Based on Olympic results, if Australia is doing it I would prefer to stay far, far away.
We generally always finish with threshold here in Australia. Particularly after quality session when we want a little more volume. It's not special.
Based on Olympic results, if Australia is doing it I would prefer to stay far, far away.
bro shut up. Aus are much better at distance running than the US per capita anyway. Aus have 1/13 the population of the US. reply when the US have 13 jess hulls.
I’m training for a 10k and a half marathon right now and early on I’m doing smaller sessions like 12x300@5k just for leg turn over, do you think a mile at threshold ish afterwards would be useful?
Yes it would be beneficial!
The total volume of that workout, 3600 meters, is pretty low. For faster neuromuscular leg turnover work you wouldn't want a ton of volume. But since it is quicker you would want to allot the appropriate amount of recovery in the day(s) following. However, dedicating a workout day + recovery day(s) to that workout probably wouldn't be the most economic structure for a person training for a half marathon. That's where some threshold work would help.
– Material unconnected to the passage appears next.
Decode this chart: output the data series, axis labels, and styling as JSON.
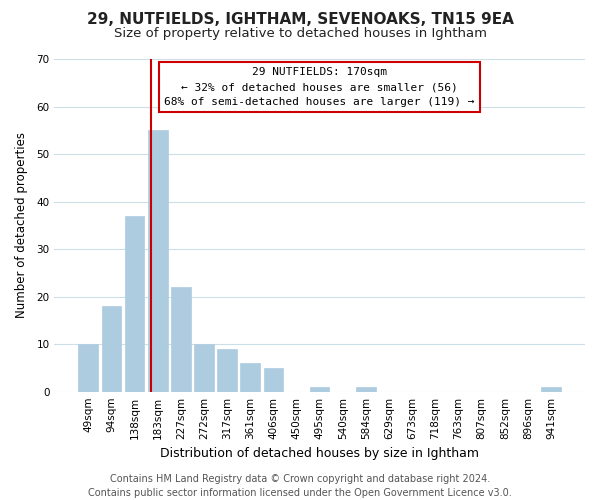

Maybe even something like: 4x300, mile @threshold, 4x300, mile @threshold, 4x300, mile @threshold. As for the so-called flush toward the end that threshold reps provide, I think it is only really be in play for fast intervals like mile race pace or faster.
I remember a couple of months back seeing a video of Mike smith with abdi and kinkaid (maybe it was Nico), where he had them close a harder session with a threshold mile. I did something like that last season and it atleast made me feel more fit. Has anyone tried doing a T mile to close workouts, and when in the season should I apply to a faster session if at all?
Not a lot of science needed here.
Nothing wrong with an up-tempo mile at the end of a track session (repeat 200's, 300's, 400's). It's the simple science of clearing lactate build-up through pushing blood through the muscles. The quicker pace tempo/threshold moves blood through the muscles more efficiently to "flush" out the waste. Follow up with an easy 15-20 min slow jog.